For each 4KiB page, perform 2 loads (a[0] < a[1]), such that the implied stride (&a[1]-&a[0]) takes the computed prefetch target outside of the 4KiB page.
The 3rd load (a[2]) can be in one of 3 categories:
- Case 1: a[2] > a[1] -- this is in the same direction as the original stride. One can compute two implied strides: (&a[2]-&a[1]) and (&a[2]-a[0]). Since we choose a[0] and a[1] so that the stride (&a[1]-&a[0]) from a[1] takes you out of the page, you are guaranteed that the stride (&a[2]-&a[0]) will also be out of the page. The implied stride (&a[2]-&a[1]) might be in the page and might be out of the page. If a[2] is chosen so that this shorter implied stride is also out of the page, then there should not be a prefetch.

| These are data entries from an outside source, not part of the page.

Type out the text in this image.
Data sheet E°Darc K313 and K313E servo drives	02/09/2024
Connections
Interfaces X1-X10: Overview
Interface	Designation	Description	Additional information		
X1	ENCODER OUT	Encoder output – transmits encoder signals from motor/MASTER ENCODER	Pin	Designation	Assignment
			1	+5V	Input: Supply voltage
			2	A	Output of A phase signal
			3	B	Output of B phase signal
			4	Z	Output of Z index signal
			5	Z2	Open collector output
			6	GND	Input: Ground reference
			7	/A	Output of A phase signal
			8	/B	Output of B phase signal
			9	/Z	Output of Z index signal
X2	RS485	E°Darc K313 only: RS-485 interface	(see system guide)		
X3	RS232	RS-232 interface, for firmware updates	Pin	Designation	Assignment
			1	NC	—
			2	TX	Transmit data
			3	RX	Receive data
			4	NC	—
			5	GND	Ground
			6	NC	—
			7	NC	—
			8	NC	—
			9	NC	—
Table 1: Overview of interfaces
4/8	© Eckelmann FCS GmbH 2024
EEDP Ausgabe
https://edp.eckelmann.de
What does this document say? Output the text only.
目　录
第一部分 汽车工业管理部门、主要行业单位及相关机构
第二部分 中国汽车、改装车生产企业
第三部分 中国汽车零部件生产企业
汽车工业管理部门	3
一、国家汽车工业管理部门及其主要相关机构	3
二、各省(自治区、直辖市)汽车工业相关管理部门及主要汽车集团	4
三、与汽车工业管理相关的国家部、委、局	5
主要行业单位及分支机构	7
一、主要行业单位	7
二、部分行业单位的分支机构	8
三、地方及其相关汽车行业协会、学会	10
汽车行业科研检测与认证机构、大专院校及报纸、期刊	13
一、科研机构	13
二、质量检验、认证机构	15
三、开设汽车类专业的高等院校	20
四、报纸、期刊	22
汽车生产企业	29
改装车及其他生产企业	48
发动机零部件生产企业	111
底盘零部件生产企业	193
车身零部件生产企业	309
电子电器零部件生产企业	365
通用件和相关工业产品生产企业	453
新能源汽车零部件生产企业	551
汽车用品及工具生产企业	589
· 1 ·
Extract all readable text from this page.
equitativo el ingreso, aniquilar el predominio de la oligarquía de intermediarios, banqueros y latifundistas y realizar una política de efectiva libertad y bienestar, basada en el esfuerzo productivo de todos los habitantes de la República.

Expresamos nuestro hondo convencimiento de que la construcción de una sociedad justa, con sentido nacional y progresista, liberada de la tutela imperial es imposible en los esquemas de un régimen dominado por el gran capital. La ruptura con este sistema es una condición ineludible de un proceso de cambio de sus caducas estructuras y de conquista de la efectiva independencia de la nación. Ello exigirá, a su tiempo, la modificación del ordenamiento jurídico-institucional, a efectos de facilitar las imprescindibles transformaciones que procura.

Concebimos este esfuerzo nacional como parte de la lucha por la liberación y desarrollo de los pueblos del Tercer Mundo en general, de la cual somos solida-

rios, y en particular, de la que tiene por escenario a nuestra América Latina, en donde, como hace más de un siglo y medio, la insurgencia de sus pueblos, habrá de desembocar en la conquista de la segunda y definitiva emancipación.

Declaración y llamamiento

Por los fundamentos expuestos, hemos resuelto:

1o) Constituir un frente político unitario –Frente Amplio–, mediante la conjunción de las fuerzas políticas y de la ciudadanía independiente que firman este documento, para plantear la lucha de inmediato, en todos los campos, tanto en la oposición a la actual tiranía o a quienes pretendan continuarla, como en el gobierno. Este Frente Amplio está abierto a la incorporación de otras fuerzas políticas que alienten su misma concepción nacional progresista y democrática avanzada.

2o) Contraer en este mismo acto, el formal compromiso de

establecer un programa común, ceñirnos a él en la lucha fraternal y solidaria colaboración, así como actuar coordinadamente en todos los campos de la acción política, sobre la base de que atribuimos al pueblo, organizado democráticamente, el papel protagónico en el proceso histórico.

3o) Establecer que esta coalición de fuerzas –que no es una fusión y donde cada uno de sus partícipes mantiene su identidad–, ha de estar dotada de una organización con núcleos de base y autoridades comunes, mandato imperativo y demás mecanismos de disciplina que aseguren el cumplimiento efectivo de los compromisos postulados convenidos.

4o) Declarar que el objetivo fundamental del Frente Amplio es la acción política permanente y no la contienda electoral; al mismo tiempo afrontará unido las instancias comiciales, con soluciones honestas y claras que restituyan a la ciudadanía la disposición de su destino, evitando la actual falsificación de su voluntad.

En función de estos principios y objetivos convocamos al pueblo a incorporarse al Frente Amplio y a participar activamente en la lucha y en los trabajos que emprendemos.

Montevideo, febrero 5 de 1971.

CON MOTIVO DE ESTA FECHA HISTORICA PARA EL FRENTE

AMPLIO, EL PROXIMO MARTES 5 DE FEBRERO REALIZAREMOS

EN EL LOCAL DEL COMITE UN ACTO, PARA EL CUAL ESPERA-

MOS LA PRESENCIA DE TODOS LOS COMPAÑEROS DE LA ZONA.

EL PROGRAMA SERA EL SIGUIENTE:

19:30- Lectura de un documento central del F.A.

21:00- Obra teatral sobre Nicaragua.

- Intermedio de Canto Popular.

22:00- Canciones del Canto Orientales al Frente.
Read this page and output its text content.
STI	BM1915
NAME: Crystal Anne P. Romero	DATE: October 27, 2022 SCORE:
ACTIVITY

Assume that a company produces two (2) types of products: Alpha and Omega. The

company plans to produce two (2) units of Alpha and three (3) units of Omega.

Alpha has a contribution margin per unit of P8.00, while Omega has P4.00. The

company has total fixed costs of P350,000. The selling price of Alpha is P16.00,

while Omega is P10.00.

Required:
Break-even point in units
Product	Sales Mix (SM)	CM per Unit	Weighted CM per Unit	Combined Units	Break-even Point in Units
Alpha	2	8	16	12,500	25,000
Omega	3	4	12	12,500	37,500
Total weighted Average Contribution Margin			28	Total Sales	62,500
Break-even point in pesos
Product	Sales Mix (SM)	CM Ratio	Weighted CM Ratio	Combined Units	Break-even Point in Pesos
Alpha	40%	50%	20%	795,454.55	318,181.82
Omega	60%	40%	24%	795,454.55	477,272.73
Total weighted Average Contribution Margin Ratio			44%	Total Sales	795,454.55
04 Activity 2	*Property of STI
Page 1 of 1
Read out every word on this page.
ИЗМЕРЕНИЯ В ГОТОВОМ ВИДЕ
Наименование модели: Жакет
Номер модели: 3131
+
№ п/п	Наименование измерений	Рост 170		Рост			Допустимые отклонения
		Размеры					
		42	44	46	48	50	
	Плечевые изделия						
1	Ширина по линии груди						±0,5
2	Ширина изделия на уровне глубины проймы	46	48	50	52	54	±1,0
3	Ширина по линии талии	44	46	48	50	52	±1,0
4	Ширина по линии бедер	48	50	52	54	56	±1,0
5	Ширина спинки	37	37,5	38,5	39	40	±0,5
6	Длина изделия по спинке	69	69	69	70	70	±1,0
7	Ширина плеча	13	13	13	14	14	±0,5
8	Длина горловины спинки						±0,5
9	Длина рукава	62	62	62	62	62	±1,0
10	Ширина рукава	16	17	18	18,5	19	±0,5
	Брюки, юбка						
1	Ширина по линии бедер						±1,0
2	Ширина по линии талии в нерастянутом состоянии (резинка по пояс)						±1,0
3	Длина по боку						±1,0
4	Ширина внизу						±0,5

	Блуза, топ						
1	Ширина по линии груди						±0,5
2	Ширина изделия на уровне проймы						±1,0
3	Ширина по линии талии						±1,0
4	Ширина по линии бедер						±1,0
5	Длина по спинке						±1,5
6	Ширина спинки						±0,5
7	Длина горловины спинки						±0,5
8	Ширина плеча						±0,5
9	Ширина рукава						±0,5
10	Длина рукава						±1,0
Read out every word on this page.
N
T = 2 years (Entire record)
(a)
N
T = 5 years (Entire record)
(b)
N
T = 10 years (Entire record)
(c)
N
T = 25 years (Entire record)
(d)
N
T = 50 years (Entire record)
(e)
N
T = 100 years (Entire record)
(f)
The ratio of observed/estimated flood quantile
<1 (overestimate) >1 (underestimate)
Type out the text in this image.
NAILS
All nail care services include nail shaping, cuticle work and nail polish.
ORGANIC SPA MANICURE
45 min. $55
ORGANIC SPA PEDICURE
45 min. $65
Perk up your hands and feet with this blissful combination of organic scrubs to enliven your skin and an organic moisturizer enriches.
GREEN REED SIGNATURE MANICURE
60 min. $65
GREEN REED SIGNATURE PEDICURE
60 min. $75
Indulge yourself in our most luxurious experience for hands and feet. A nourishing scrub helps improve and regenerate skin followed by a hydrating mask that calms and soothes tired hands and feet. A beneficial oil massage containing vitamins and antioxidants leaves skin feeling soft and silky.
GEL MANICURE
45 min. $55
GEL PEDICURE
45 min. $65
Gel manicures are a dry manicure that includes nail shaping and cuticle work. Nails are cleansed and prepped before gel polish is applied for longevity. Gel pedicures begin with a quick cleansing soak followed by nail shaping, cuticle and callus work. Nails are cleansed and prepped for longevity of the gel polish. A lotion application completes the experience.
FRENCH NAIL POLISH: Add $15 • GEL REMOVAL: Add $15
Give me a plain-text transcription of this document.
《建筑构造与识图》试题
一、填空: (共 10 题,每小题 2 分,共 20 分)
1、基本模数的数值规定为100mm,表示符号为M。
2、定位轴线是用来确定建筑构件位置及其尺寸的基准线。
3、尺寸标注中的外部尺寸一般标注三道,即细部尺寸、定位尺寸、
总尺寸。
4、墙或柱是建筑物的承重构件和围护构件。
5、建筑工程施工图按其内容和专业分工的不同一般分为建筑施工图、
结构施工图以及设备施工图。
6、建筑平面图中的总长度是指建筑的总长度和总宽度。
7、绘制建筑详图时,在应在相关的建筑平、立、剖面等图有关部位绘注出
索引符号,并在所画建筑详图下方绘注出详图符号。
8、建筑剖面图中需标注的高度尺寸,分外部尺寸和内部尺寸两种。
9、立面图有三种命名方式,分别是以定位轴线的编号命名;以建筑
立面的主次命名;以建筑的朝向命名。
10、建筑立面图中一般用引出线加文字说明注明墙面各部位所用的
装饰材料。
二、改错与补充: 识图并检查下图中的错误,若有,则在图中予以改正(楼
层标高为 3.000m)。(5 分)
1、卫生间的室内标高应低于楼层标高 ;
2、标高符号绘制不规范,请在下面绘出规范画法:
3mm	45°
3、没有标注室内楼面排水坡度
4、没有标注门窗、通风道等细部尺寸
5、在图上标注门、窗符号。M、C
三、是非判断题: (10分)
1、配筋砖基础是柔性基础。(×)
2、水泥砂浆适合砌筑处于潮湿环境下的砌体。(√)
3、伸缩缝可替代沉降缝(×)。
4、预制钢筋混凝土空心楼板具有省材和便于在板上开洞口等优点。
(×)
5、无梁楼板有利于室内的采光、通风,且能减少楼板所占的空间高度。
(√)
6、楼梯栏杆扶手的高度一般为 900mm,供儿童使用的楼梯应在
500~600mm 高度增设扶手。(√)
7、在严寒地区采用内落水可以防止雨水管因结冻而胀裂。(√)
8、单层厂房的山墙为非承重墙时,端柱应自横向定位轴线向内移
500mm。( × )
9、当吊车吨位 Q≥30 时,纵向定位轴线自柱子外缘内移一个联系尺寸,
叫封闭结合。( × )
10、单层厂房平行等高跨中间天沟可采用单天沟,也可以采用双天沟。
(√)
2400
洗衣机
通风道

- Case 2: a[0] < a[2] < a[1] -- the 3rd address is in the middle. This could be interpreted as a forward stream from a[0] or as a backward stream from a[1] -- or both! It might be impossible to prevent both implied strides from falling outside the 4 KiB page in this case.
- Case 3: a[2] < a[0] -- the third address is below the first. This could be interpreted as a backwards stride from a[1] or as a backwards stride from a[0]. The shorter of the two implied strides will be &a[2]-&[0], and you can choose a[2] so that this will either be inside the 4 KiB page or outside the page. If it is outside the page, there should not be a prefetch.

Once you get to 4 loads in a page, the number of possible combinations of implied streams starts getting unpleasant to work with, and it will be increasingly difficult to come up with a sequence of addresses such that all combinations of forward and backward differences projects to addresses outside the 4 KiB page.